Comment le public a accueilli vos trois courts-métrages, « Une plume au gré du vent », « La maison mauve » et « Bab Jdid » ? 

Je suis très content du fait que mes films aient été vus sur tout le territoire Tunisien. « Une plume au gré du vent » est passé dans les festivals mais aussi à la télé. « La maison mauve » a été projeté dans les cinémas ambulants et a fait une tournée dans les foyers universitaires. « Bab Jdid » a aussi participé à plusieurs festivals. L’accueil a toujours été enthousiaste. Heureusement que l’on ne peut pas plaire à tout le monde et que parfois de bons débats s’installent autour de mes films, mais c’est toujours constructif. À l’échelle internationale, ces courts métrages ont été primés et ont eu la chance d’être vus, dans les quatre coins du monde.

Après avoir acquis une certaine expérience grâce à vos courts métrages, avez-vous comme projet de réaliser votre premier long métrage ?

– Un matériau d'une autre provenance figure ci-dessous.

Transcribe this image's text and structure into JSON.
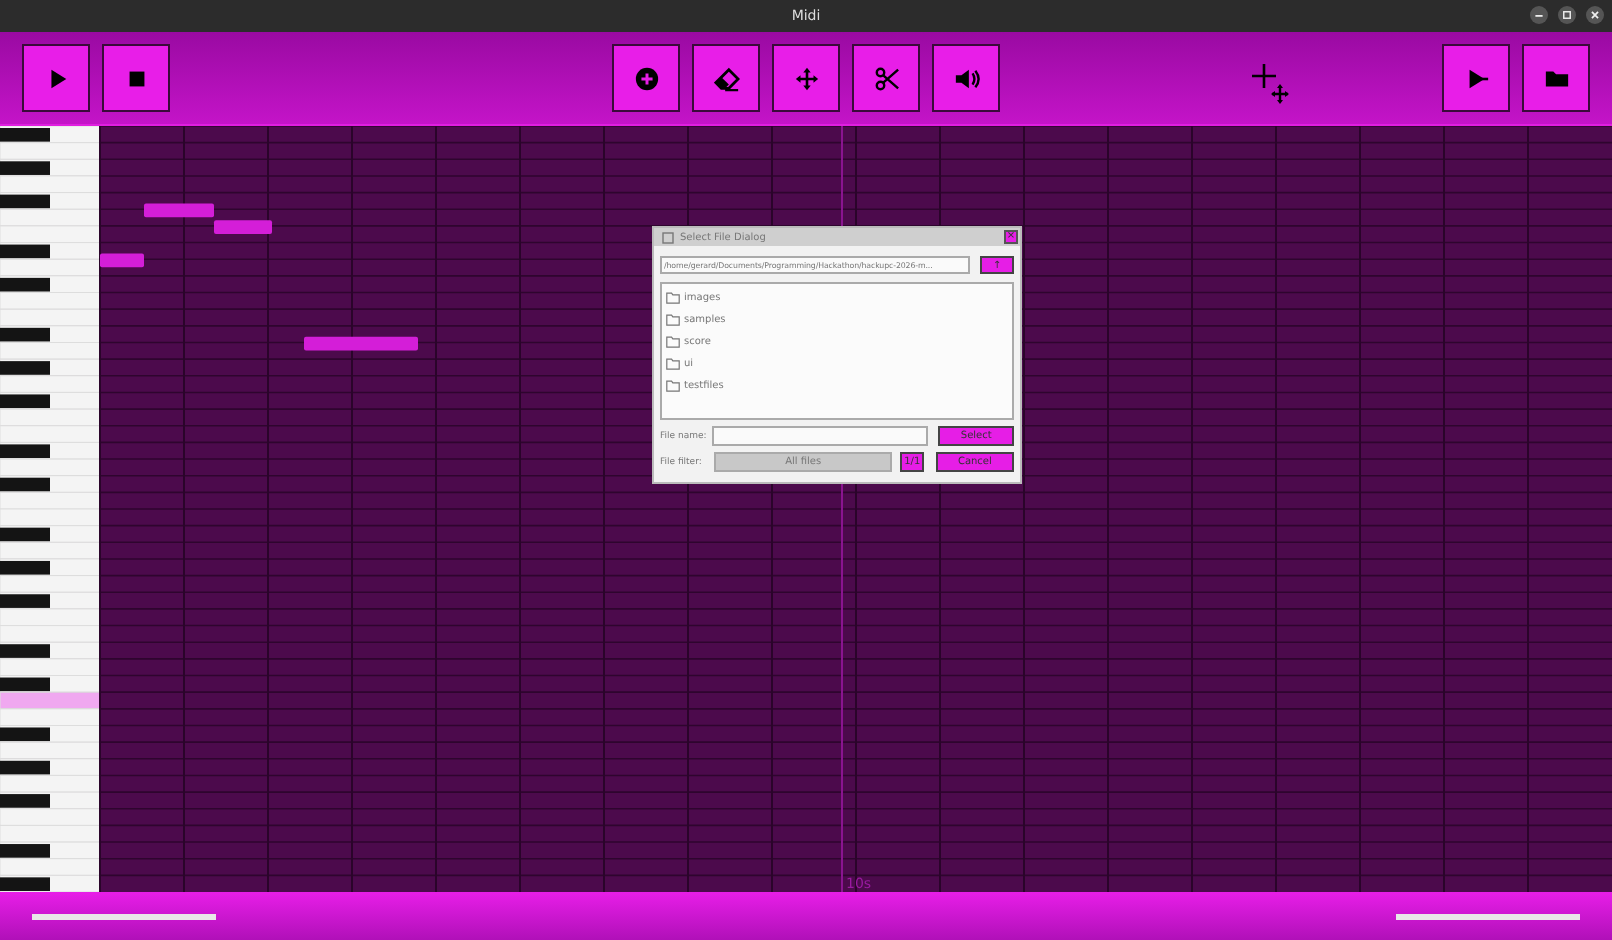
{
  "window": {
    "title": "Midi"
  },
  "toolbar": {
    "left": [
      {
        "kind": "play"
      },
      {
        "kind": "stop"
      }
    ],
    "middle": [
      {
        "kind": "add"
      },
      {
        "kind": "erase"
      },
      {
        "kind": "move"
      },
      {
        "kind": "cut"
      },
      {
        "kind": "volume"
      }
    ],
    "right": [
      {
        "kind": "play-all"
      },
      {
        "kind": "open"
      }
    ]
  },
  "piano_roll": {
    "playhead_label": "10s"
  },
  "dialog": {
    "title": "Select File Dialog",
    "close": "×",
    "path": "/home/gerard/Documents/Programming/Hackathon/hackupc-2026-m...",
    "up_button": "↑",
    "entries": [
      "images",
      "samples",
      "score",
      "ui",
      "testfiles"
    ],
    "file_name_label": "File name:",
    "select_button": "Select",
    "file_filter_label": "File filter:",
    "filter_value": "All files",
    "page": "1/1",
    "cancel_button": "Cancel"
  },
  "footer": {
    "sliders": [
      {
        "level": 1
      },
      {
        "level": 1
      }
    ]
  }
}
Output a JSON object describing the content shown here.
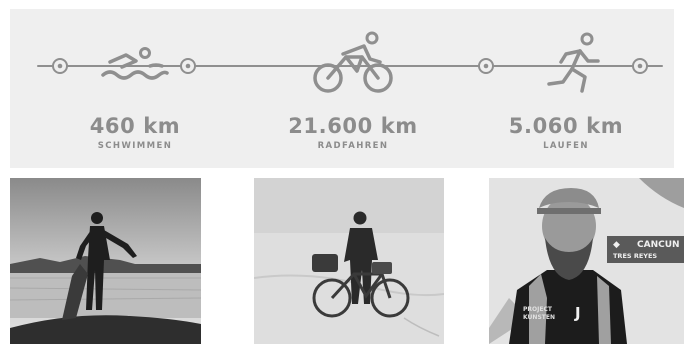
{
  "stats": [
    {
      "value": "460 km",
      "label": "SCHWIMMEN",
      "icon": "swimmer-icon"
    },
    {
      "value": "21.600 km",
      "label": "RADFAHREN",
      "icon": "cyclist-icon"
    },
    {
      "value": "5.060 km",
      "label": "LAUFEN",
      "icon": "runner-icon"
    }
  ],
  "photos": [
    {
      "subject": "swim"
    },
    {
      "subject": "bike"
    },
    {
      "subject": "run",
      "sign_text": "CANCUN",
      "sign_subtext": "TRES REYES",
      "shirt_text_1": "PROJECT",
      "shirt_text_2": "KUNSTEN",
      "shirt_logo": "J"
    }
  ],
  "colors": {
    "panel_bg": "#efefef",
    "icon_gray": "#8f8f8f",
    "text_gray": "#8c8c8c"
  }
}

Oui absolument ! Mon prochain projet est un long métrage de fiction. Je suis encore à la phase d’écriture. J’espère le tourner d’ici une année. Je suis impatient !

Que pensez-vous du cinéma en Tunisie depuis la révolution?

Il est indéniable que la révolution a apporté un vent nouveau. Moi-même, je suis un cinéaste de la révolution. La liberté d’expression est indispensable pour un cinéma vrai et authentique. Pour preuve, nos films tunisiens se distinguent dans les plus grands festivals internationaux, ces dernières années. Néanmoins, je suis obligé de constater que 8 ans après la révolution, une certaine mentalité qu’on pensait oubliée tente de revenir aux affaires. Telle cette façon de mélanger le culturel, le politique et le business. Ces comportements de quelques personnes qui croient que le cinéma tunisien est leur propriété privée… Tout ceci ne peut pas continuer. Le train du changement avance et il est assez grand pour emmener tout le monde. Alors saisissons cette opportunité pour donner à notre secteur tous les atouts qui lui permettront de briller davantage.

Portez-vous dans votre cœur un message particulier à faire passer à travers vos réalisations ?

Quand je fais un film, je cherche surtout à communiquer des émotions aux gens. Le cinéma est un redoutable véhicule d’émotions. C’est d’ailleurs le sujet de mon dernier film. S’il y a une particularité dans mon travail, c’est peut être le fait d’ajouter une dimension fantastique dans la narration d’une réalité. Parce que de mon point de vue, la vie réelle est fantastique, si on veut bien le voir.

Propos recueillis par Zeineb Enneifer Ben Ayed pour La Gazelle N°73.